Quando Fortunato Losso Netto viu dois jovens entusiasmados em criar uma escola em Piracicaba - uma piracicabana e um alemão - não hesitou em os apoiar. Talvez ele viu naquela empolgação, sementes da grande árvore que se tornariam um dia. E a árvore frondosa está aí,  bem na nossa frente, para quem quiser ver. Não foram fruto de investimento público, não são resultado de nenhuma «política pública educacional». Foram simplesmente duas pessoas com um ideal. Muito difícil separar a figura do maestro Ernst Mahle de sua esposa, Cidinha Mahle. Mesmo agora em que um deles se vai para outro mundo.

À nós, seus eternos alunos de música (uns com mais talento, outros com menos e alguns, como este que escreve, com nenhum), parecia-nos que o maestro era eterno.

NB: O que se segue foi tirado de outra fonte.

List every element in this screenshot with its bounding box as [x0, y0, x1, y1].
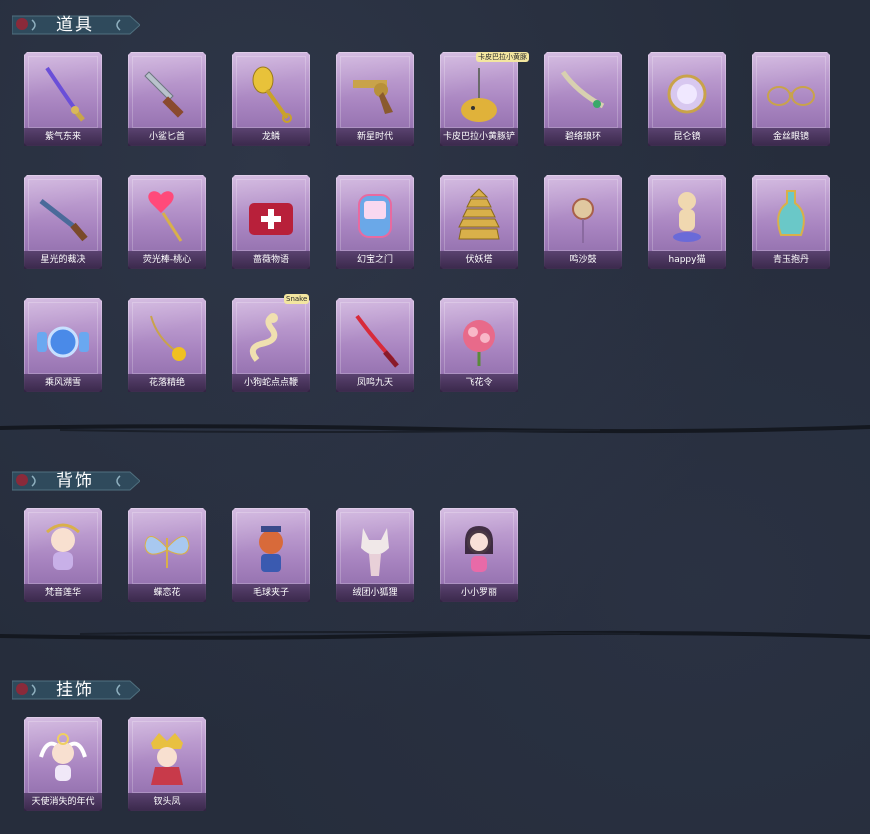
item-card[interactable]: 伏妖塔	[440, 175, 518, 269]
medkit-icon	[249, 203, 293, 235]
item-label: happy猫	[668, 255, 706, 265]
item-card[interactable]: 小鲨匕首	[128, 52, 206, 146]
item-card[interactable]: 昆仑镜	[648, 52, 726, 146]
heart-wand-icon	[148, 191, 183, 242]
section-header-pendants: 挂饰	[12, 677, 140, 703]
item-card[interactable]: 新星时代	[336, 52, 414, 146]
item-label: 小狗蛇点点鞭	[243, 378, 298, 388]
bouquet-icon	[463, 320, 495, 366]
snake-whip-icon	[249, 313, 278, 362]
item-card[interactable]: 天使消失的年代	[24, 717, 102, 811]
item-label: 小鲨匕首	[148, 132, 185, 142]
item-label: 蝶恋花	[153, 588, 181, 598]
item-label: 幻宝之门	[356, 255, 393, 265]
phoenix-doll-icon	[151, 733, 183, 785]
section-divider	[0, 630, 870, 640]
item-label: 昆仑镜	[673, 132, 701, 142]
item-card[interactable]: 青玉抱丹	[752, 175, 830, 269]
item-label: 花落精绝	[148, 378, 185, 388]
item-card[interactable]: happy猫	[648, 175, 726, 269]
golden-shovel-icon	[252, 66, 292, 123]
item-card[interactable]: 龙鳞	[232, 52, 310, 146]
item-card[interactable]: Snake 小狗蛇点点鞭	[232, 294, 310, 392]
device-icon	[358, 194, 392, 238]
section-header-props: 道具	[12, 12, 140, 38]
item-tag: 卡皮巴拉小黄豚	[476, 52, 529, 62]
item-label: 紫气东来	[44, 132, 81, 142]
item-card[interactable]: 卡皮巴拉小黄豚 卡皮巴拉小黄豚铲	[440, 52, 529, 146]
mirror-icon	[667, 74, 707, 114]
fox-icon	[361, 528, 389, 576]
section-title: 背饰	[56, 471, 94, 491]
drum-icon	[572, 198, 594, 243]
item-card[interactable]: 碧络琅环	[544, 52, 622, 146]
item-label: 蔷薇物语	[252, 255, 289, 265]
raccoon-icon	[259, 526, 283, 572]
section-title: 道具	[56, 15, 94, 35]
item-card[interactable]: 星光的裁决	[24, 175, 102, 269]
item-card[interactable]: 金丝眼镜	[752, 52, 830, 146]
item-card[interactable]: 毛球夹子	[232, 508, 310, 602]
item-card[interactable]: 小小罗丽	[440, 508, 518, 602]
section-header-back-accessories: 背饰	[12, 468, 140, 494]
item-label: 绒团小狐狸	[352, 588, 398, 598]
doll-icon	[465, 526, 493, 572]
item-label: 乘风溯雪	[44, 378, 81, 388]
pagoda-icon	[458, 188, 500, 240]
item-card[interactable]: 紫气东来	[24, 52, 102, 146]
item-label: 钗头凤	[153, 797, 181, 807]
item-label: 伏妖塔	[465, 255, 493, 265]
item-card[interactable]: 凤鸣九天	[336, 298, 414, 392]
item-label: 荧光棒-桃心	[142, 255, 192, 265]
blue-gear-icon	[37, 326, 89, 358]
item-card[interactable]: 蔷薇物语	[232, 175, 310, 269]
item-label: 碧络琅环	[564, 132, 601, 142]
item-card[interactable]: 鸣沙鼓	[544, 175, 622, 269]
angel-doll-icon	[39, 733, 87, 781]
item-label: 青玉抱丹	[772, 255, 809, 265]
item-label: 龙鳞	[261, 132, 280, 142]
sword-icon	[45, 66, 85, 122]
item-card[interactable]: 荧光棒-桃心	[128, 175, 206, 269]
capybara-shovel-icon	[461, 68, 497, 122]
item-card[interactable]: 钗头凤	[128, 717, 206, 811]
flower-chain-icon	[150, 315, 186, 361]
revolver-icon	[353, 80, 393, 114]
item-card[interactable]: 幻宝之门	[336, 175, 414, 269]
item-label: 梵音莲华	[44, 588, 81, 598]
item-card[interactable]: 乘风溯雪	[24, 298, 102, 392]
red-blade-icon	[355, 314, 399, 368]
item-label: 毛球夹子	[252, 588, 289, 598]
item-card[interactable]: 花落精绝	[128, 298, 206, 392]
section-divider	[0, 424, 870, 434]
shotgun-icon	[39, 199, 88, 242]
item-label: 天使消失的年代	[31, 797, 95, 807]
item-card[interactable]: 梵音莲华	[24, 508, 102, 602]
item-label: 卡皮巴拉小黄豚铲	[442, 132, 515, 142]
item-label: 鸣沙鼓	[569, 255, 597, 265]
item-label: 新星时代	[356, 132, 393, 142]
butterfly-icon	[144, 536, 190, 568]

No seu concerto de 80 anos (há dezesseis anos atrás), ele parecia um jovem esbanjando vitalidade. Era a própria música que tomava forma de um corpo alto e esguio movendo as mãos como se a acariciar uma brisa imperceptível - e o vento soprava em forma de notas, um instrumento aqui, outro acolá, um tutti, um pianíssimo.

Há uma legião deles espalhados pelo mundo. Um em Genebra, outros nos Estados Unidos, outros na Alemanha e por onde mais possa ouvir o nome de Mahle, lá estará um de seus alunos a responder: «eu aprendi com ele». Por que escolheu o Brasil? Dizem que foi por conta de uma fábrica de pistões automotivos a razão de sua vinda, mas será mesmo? Outros dizem que foi por conta de outro alemão - Hans Joaquim Kollheuter - um compositor que já havia adotado o Brasil. Pode mesmo ter sido o clima tropical. Por que Piracicaba? Talvez aqui tenha uma explicação mais plausível: os belos olhos de uma piracicabana. Aqui veio e aqui ficou. Não criou apenas raízes que se aprofundam na terra, criou uma árvore frondosa, cujos ramos se espalharam e cobriram todo o país.

Sim, Ernst Mahle com suas notas bem colocadas no pentagrama, colocou Piracicaba no mapa da música nacional. Não bastava que Almeida Júnior, colocasse a cidade no mapa das artes plásticas, nem mesmo que Luiz de Queiroz fincasse aqui a bandeira das ciências agrícolas ou que Thales Castanho de Andrade mostrasse ao Brasil que a literatura infantil nasceu aqui. Não, era ainda necessário mais alguém nesse panteão, Piracicaba ainda não tinha uma sólida tradição musical. Fabiano Lozano ensaiou aqui os primeiros os, mas logo partiu. Havia algo a ser construído, Piracicaba não estaria completa na sua tradição cultural sem a música. E Mahle a colocou finalmente no mapa brasileiro. Não era mais um pontinho no mapa cortado por um rio, era uma escola de música que ecoava seu canto mais além.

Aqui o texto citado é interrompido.